|
Queens are no drag
>> Elizabeth I and Mary Stuart rock TNM
by AMY BARRATT
Watching Marie Stuart at Montreal's home to "the classics," Theatre du Nouveau Monde, I found myself thinking sadly, "Centaur would never do this." It isn't because English artists wouldn't be interested in this kind of stylized work, but because artistic directors would fear losing their subscribers. Whether that fear is legitimate or not is an argument for another time. I'll just say that while some theatregoers might be shocked and confused by this Marie Stuart, at least they wouldn't be bored.
When I first learned that the sultry Anne-Marie Cadieux would be playing Elizabeth I, my literal mind balked. We all have an image of the Virgin Queen: the high, browless forehead in the white face. Into that oval, director Brigitte Haentjens was proposing to cram the most quadrangular head in all of Canadian theatre. If this were Maxwell Anderson's Elizabeth the Queen, with authentic looking period costumes and decor, the actress's lack of physical resemblance would be a problem. But Italian playwright Dacia Maraini's Marie Stuart, especially as directed by Haentjens, is supremely uninterested in faithful recreation.
Cadieux's tall, thin body is exaggerated here by high heels and a long, tight, only vaguely Elizabethan dress, split in the front to reveal legs up to there. She has a larger than life presence and the voice of a Teletoon sorceress--potential handicaps in more naturalistic plays. But here in this commedia dell'dragshow, she is in her element. She strides up and down in her frizzy red wig declaiming lines like, "I have 3,000 pieces of clothing, and not a thing to wear!" and the audience loves it.

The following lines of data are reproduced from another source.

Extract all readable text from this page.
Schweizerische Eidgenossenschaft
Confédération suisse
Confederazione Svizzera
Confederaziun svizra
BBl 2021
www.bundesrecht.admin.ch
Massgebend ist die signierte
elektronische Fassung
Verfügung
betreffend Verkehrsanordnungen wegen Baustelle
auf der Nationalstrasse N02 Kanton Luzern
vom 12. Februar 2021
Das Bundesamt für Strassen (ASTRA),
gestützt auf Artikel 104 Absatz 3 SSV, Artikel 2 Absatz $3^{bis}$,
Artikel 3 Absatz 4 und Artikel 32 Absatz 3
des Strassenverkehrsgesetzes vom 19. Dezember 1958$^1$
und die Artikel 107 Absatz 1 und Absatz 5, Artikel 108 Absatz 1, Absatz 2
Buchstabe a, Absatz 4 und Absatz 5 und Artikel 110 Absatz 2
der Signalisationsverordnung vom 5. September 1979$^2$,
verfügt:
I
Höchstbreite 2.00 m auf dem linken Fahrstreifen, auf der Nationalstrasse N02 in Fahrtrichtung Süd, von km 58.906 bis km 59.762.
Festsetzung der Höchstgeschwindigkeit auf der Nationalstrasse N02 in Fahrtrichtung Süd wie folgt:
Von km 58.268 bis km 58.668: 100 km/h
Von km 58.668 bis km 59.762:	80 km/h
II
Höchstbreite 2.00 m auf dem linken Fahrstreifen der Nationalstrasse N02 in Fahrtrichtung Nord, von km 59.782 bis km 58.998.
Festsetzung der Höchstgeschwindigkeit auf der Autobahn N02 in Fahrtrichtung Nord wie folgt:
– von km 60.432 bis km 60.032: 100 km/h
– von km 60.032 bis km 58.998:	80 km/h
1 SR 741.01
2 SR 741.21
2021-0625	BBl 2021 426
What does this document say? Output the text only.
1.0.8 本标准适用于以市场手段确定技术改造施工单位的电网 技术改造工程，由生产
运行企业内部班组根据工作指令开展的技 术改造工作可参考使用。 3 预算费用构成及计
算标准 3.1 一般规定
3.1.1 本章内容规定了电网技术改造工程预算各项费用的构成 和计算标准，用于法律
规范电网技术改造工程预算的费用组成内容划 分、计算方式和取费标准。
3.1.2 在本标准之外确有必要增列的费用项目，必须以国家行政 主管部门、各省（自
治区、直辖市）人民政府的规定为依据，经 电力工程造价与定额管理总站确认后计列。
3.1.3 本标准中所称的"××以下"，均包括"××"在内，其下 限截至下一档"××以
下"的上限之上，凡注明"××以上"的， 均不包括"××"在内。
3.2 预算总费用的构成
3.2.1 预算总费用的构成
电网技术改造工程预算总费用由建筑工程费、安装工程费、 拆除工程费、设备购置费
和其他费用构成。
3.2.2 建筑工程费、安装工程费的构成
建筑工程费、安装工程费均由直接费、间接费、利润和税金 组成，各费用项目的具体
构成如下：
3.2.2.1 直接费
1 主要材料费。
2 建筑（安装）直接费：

Haentjens' concept has exaggerated the contrasts between the two queens. As Mary, Queen of Scots, Pascale Montpetit--considerably shorter and slightly more womanly of figure than Cadieux--wears a black and red hoop skirt into which she occasionally disappears up to the chin. She represents all the sensuality that Elizabeth has forsworn. She is the fertile wife and mother in contrast to her barren, mannish cousin. My only complaint is that the physical differences have been so heightened here that it's difficult to believe the two are related, let alone perceive that each was a mirror to the other.
The set, by Anick La Bissonniere, is a wonder of the sort that francophone audiences are used to, but that anglophones never see outside the National Theatre School. In the back is a rounded metal structure that looks like a giant cutaway hoop skirt. Centre stage is a stack of large cogged wheels resembling the inner workings of a clock, and also suggesting that even these two powerful women are as cogs in a political machine: Mary will be killed and Elizabeth will give the order, against the prompting of her emotions.
There's been a lot of advance publicity for this show about how the characters of Elizabeth and Mary represent the career vs family dilemma of women today. I don't buy it. First of all, Mary, the "traditional woman" is the only one who comes across as human or sympathetic. Elizabeth, the "career-woman," true to the stereotypes of an earlier age, is portrayed as a monster. I don't believe we should extrapolate too much from that for our own lives.
I say you can't compare these two characters with ordinary women of today or any other day. They're Queens, ferchrissakes! And that's what makes them so endlessly fascinating.